In July 2000 Somerfield Stores Ltd sought tenders to carry out maintenance works at its stores. Skanska was one of the successful tenderers and on 17 August 2000, Somerfield wrote to Skanska confirming the appointment. The letter enclosed a draft Facilities Management Agreement (FMA) which was framed in the following terms:
"We wish to appoint you to provide us with the Services … This appointment is, however, strictly subject to contract … Whilst we are negotiating the terms of the Agreement, you will provide the Services under the terms of the Contract from 28 August 2000 ... until 27 October 2000".
Skanska returned a signed copy of the letter, confirming acceptance of the letter’s terms and commenced work on the stores. The ‘initial period’ expired on 27 October without any further agreement on the terms of the contract, but Skanska continued to carry out its works. On 21 November Somerfield wrote to Skanska extending the period from 27 October to 26 November 2000 and once again this date passed without agreement. On 22 December 2000 Somerfield wrote to Skanska and extended the initial period until 21 January 2001 the letter also stated that Somerfield was not prepared to give any further extension to this date. This final deadline passed without agreement, but Skanska continued to perform the services contained within the August 2000 letter.
By the end of 2002, a dispute had arisen over whether Skanska was entitled to be paid for some 8,090 individual packages of work which Somerfield stated were "timed out" under the terms of the draft Facilities Management Agreement.
The case was brought to the Technology and Construction Court before Mr Justice Ramsey where Somerfield argued that all of the terms of the Facilities Management Agreement were incorporated in the agreement, including the "timed out" provisions. Skanska claimed that the terms of the agreement were only incorporated to the extent that it defined the essential services which Skanska was required to provide. Skanska also argued that the agreement expired on 21 January 2001.
Mr Justice Ramsey held that the letter of 17 August 2000 only gave rise to an interim arrangement pending the negotiation of an acceptable FMA. He went onto consider the language used in the August letter noting that:
“the words of caution [“subject to contract”] within that letter show that the parties, particularly Somerfield, were anxious not to be bound by the full terms of such an agreement until all the necessary matters had been finally negotiated.”
In respect of the term "under the terms of the contract" the Judge said that that phrase could not be read as including all the terms of the draft Facilities Management Agreement. However, it could also not be read as including none of those terms. The intention of the parties could not have been to incorporate the terms of the draft agreement attached to the letter, because these were the terms which the parties were negotiating and which were therefore not necessarily acceptable. Therefore, the Judge concluded that the parties intended to incorporate the terms of the FMA only to the extent that they were necessary to define the services which Skanska was to provide. In essence this meant that Somerfield and Skanska had merely agreed what work was to be done during the initial period. The letter was not agreement to the entire contractual framework, only the essential elements to allow Skanska to commence work. As such no binding agreement had been reached about the alleged ‘timing out’ of invoices.

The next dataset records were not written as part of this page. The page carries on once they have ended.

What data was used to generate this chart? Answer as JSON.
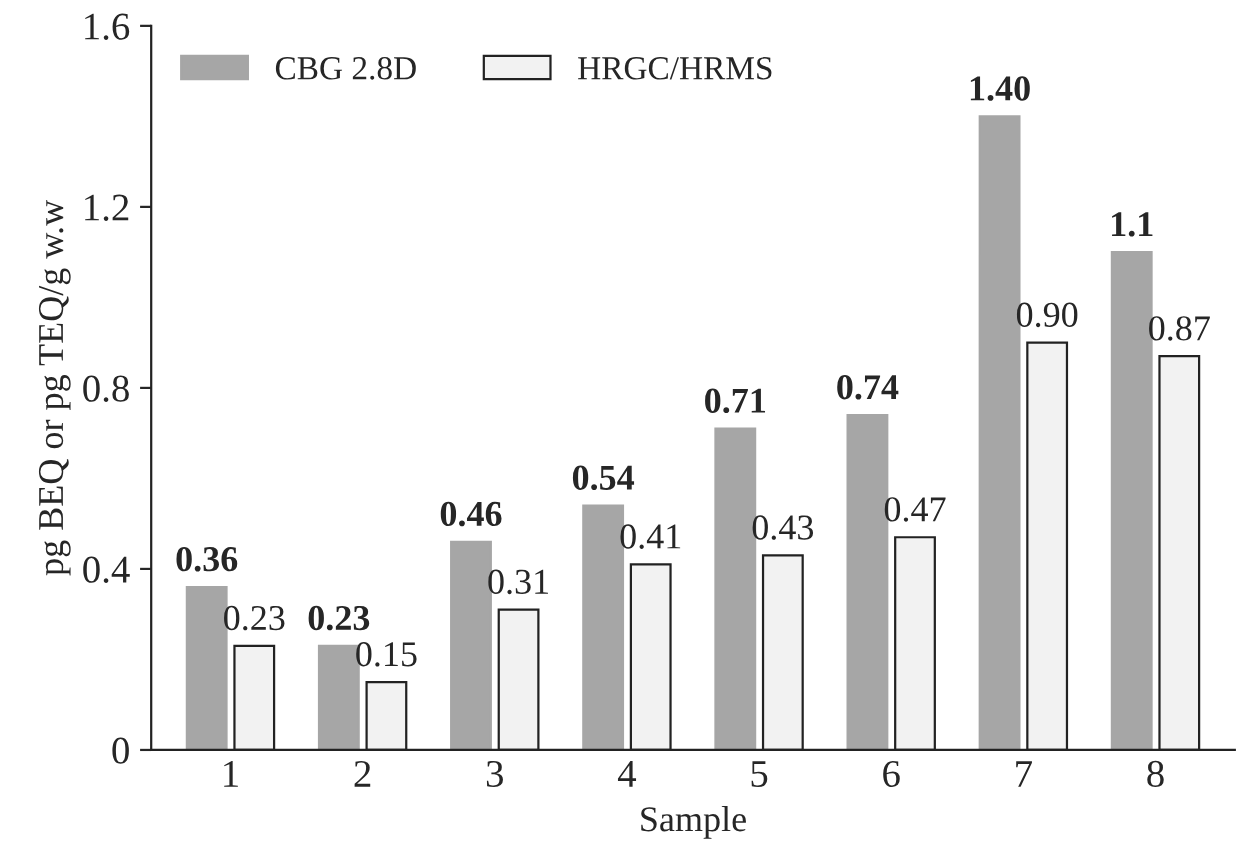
{
  "chart_data": {
    "type": "bar",
    "xlabel": "Sample",
    "ylabel": "pg BEQ or pg TEQ/g w.w",
    "categories": [
      "1",
      "2",
      "3",
      "4",
      "5",
      "6",
      "7",
      "8"
    ],
    "series": [
      {
        "name": "CBG 2.8D",
        "color": "#a6a6a6",
        "values": [
          0.36,
          0.23,
          0.46,
          0.54,
          0.71,
          0.74,
          1.4,
          1.1
        ],
        "value_labels": [
          "0.36",
          "0.23",
          "0.46",
          "0.54",
          "0.71",
          "0.74",
          "1.40",
          "1.1"
        ]
      },
      {
        "name": "HRGC/HRMS",
        "color": "#f2f2f2",
        "values": [
          0.23,
          0.15,
          0.31,
          0.41,
          0.43,
          0.47,
          0.9,
          0.87
        ],
        "value_labels": [
          "0.23",
          "0.15",
          "0.31",
          "0.41",
          "0.43",
          "0.47",
          "0.90",
          "0.87"
        ]
      }
    ],
    "ylim": [
      0,
      1.6
    ],
    "yticks": [
      {
        "value": 0,
        "label": "0"
      },
      0.4,
      0.8,
      1.2,
      1.6
    ],
    "legend": "top left",
    "grid": false
  }
}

The Judge was also asked the question as to whether or not any binding agreement continued beyond 21 January 2001. Skanska submitted that the August 2000 contract expired or lapsed according to its terms on 21 January 2001 and that after that date, the parties did not expressly agree to reactivate the August 2000 contract. It was Somerfield’s position that the agreement remained in place after the expiry of the ‘initial period’.
Skanska went on to claim that Somerfield had agreed that Skanska would carry out reactive maintenance in accordance with Somerfield’s faxed requests. It was however Somerfield’s position that Skanska should fulfil its obligations based upon whichever draft of the FMA best suited Somerfield’s commercial interest at any given time.
The Judge found that the question was not whether the parties “reactivated” or “resurrected” the expired contract but whether they continued to operate on the basis of that contract after 21 January 2001. In the present case the Judge found the inference was much easier to draw because up until 21 January 2001 the parties were conducting their relations on the basis of the August 2000 Contract and did not change their position after that date. He concluded that:
“Once the position is reached, then I consider that the August 2000 Contract will continue unless and until the parties agree on another contractual basis. I do not consider that the position is affected by the fact that one party seeks legal advice as to its position or incorrectly asserts that some other contractual position applies.”
In this case it was found that the parties had never agreed all the precise terms of a contract. The process was clearly unresolved. The Court concluded that the binding agreement was limited to the terms necessary to define the services which Skanska were to provide and Somerfield could not rely on the full terms of the draft agreement.